His feet hit the sheer glass facade of an arcology, and the Gecko data kicked in. He ran horizontally, his feet finding impossible purchase on the smooth surface, his body parallel to the ground a hundred stories in the air. He ran for twenty meters, a gravity-defying blur, before leaping off, twisting in mid-air, and firing both web lines at once, catching two separate buildings and pulling himself through the gap like a bullet.

A laugh escaped his mouth, a sound of pure, unadulterated joy as he flew around, when he missed a pole or when he barely managed not to crash.

A ping alerted him that Selena had woken up. He closed the simulation and opened his eyes.

Selena had pushed the plasteel panel of her improvised room aside.

"Morning!" she said cheerfully.

She rushed to him, sat on the couch, and wolfed down the food he had brought.

"Go… feed… Max," Selena said with her mouth full, her cheeks puffed out. Synth chuckled. She couldn't wait to ride the bike with him.

He did as he was told.

After she ate, she rushed to her room, and barely a minute later, she emerged, wearing her day clothes.

"Can we go now?" she asked impatiently as she stood next to the door.

Synth walked to the wardrobe and took out a black helmet, which he gave to Selena.

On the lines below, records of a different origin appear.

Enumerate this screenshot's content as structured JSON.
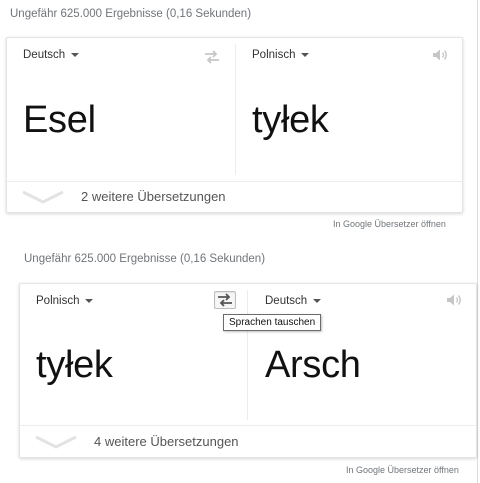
{
  "panels": [
    {
      "stats": "Ungefähr 625.000 Ergebnisse (0,16 Sekunden)",
      "source_lang": "Deutsch",
      "target_lang": "Polnisch",
      "source_text": "Esel",
      "target_text": "tyłek",
      "more_translations": "2 weitere Übersetzungen",
      "open_link": "In Google Übersetzer öffnen"
    },
    {
      "stats": "Ungefähr 625.000 Ergebnisse (0,16 Sekunden)",
      "source_lang": "Polnisch",
      "target_lang": "Deutsch",
      "source_text": "tyłek",
      "target_text": "Arsch",
      "more_translations": "4 weitere Übersetzungen",
      "open_link": "In Google Übersetzer öffnen",
      "swap_tooltip": "Sprachen tauschen"
    }
  ],
  "icons": {
    "swap": "swap-arrows-icon",
    "speaker": "speaker-icon",
    "expand": "chevron-down-icon",
    "caret": "caret-down-icon"
  },
  "colors": {
    "muted_text": "#70757a",
    "divider": "#ececec",
    "icon_gray": "#c6c6c6"
  }
}
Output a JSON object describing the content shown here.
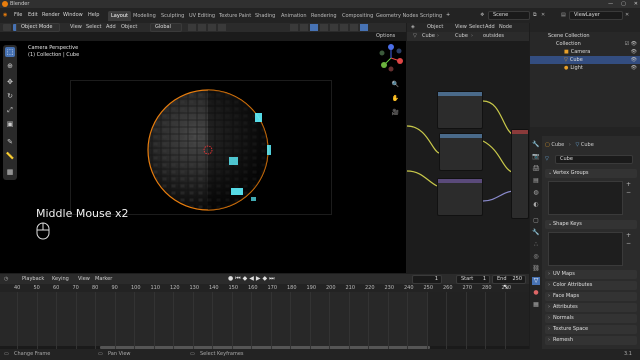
{
  "window": {
    "title": "Blender",
    "controls": [
      "—",
      "▢",
      "✕"
    ]
  },
  "menubar": {
    "items": [
      "File",
      "Edit",
      "Render",
      "Window",
      "Help"
    ],
    "workspaces": [
      "Layout",
      "Modeling",
      "Sculpting",
      "UV Editing",
      "Texture Paint",
      "Shading",
      "Animation",
      "Rendering",
      "Compositing",
      "Geometry Nodes",
      "Scripting"
    ],
    "active_workspace": "Layout",
    "scene": "Scene",
    "view_layer": "ViewLayer"
  },
  "viewport": {
    "mode": "Object Mode",
    "menus": [
      "View",
      "Select",
      "Add",
      "Object"
    ],
    "orientation": "Global",
    "options": "Options",
    "overlay_line1": "Camera Perspective",
    "overlay_line2": "(1) Collection | Cube",
    "caption": "Middle Mouse x2"
  },
  "node_editor": {
    "header": [
      "Object",
      "View",
      "Select",
      "Add",
      "Node"
    ],
    "breadcrumb": [
      "Cube",
      "Cube",
      "outsides"
    ]
  },
  "outliner": {
    "rows": [
      {
        "label": "Scene Collection",
        "indent": 0,
        "selected": false
      },
      {
        "label": "Collection",
        "indent": 1,
        "selected": false
      },
      {
        "label": "Camera",
        "indent": 2,
        "selected": false
      },
      {
        "label": "Cube",
        "indent": 2,
        "selected": true
      },
      {
        "label": "Light",
        "indent": 2,
        "selected": false
      }
    ]
  },
  "properties": {
    "breadcrumb_a": "Cube",
    "breadcrumb_b": "Cube",
    "mesh_name": "Cube",
    "panels": [
      "Vertex Groups",
      "Shape Keys",
      "UV Maps",
      "Color Attributes",
      "Face Maps",
      "Attributes",
      "Normals",
      "Texture Space",
      "Remesh"
    ]
  },
  "timeline": {
    "menus": [
      "Playback",
      "Keying",
      "View",
      "Marker"
    ],
    "current_frame": "1",
    "start_label": "Start",
    "start": "1",
    "end_label": "End",
    "end": "250",
    "ticks": [
      "40",
      "50",
      "60",
      "70",
      "80",
      "90",
      "100",
      "110",
      "120",
      "130",
      "140",
      "150",
      "160",
      "170",
      "180",
      "190",
      "200",
      "210",
      "220",
      "230",
      "240",
      "250",
      "260",
      "270",
      "280",
      "290"
    ]
  },
  "statusbar": {
    "items": [
      "Change Frame",
      "Pan View",
      "Select Keyframes"
    ],
    "version": "3.1"
  },
  "colors": {
    "accent": "#4772b3",
    "orange": "#e87d0d",
    "glow": "#5ef2ff",
    "selected_row": "#334d80"
  }
}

In the back of the apartment building, the bike waited for them. Selena's eyes darted around, as if it could disappear at any moment. He helped her put on the helmet and saddle the bike.

The electric motor engaged, and they slowly drifted into the main streets.

"Boring," Selena murmured half an hour later.

Synth turned his head to her.

"Is that all this thing has?" she shouted over the wind, her voice laced with playful disappointment. "I've seen sanitation drones with more acceleration. I thought you had a speed demon, not a... a cautious snail."

A slow, dangerous smile, a look she had never seen before, spread across Synth's lips, easily seen because he wasn't wearing a helmet. He didn't comment, just changed their route, guiding the silent bike onto the on-ramp for the main arterial highway.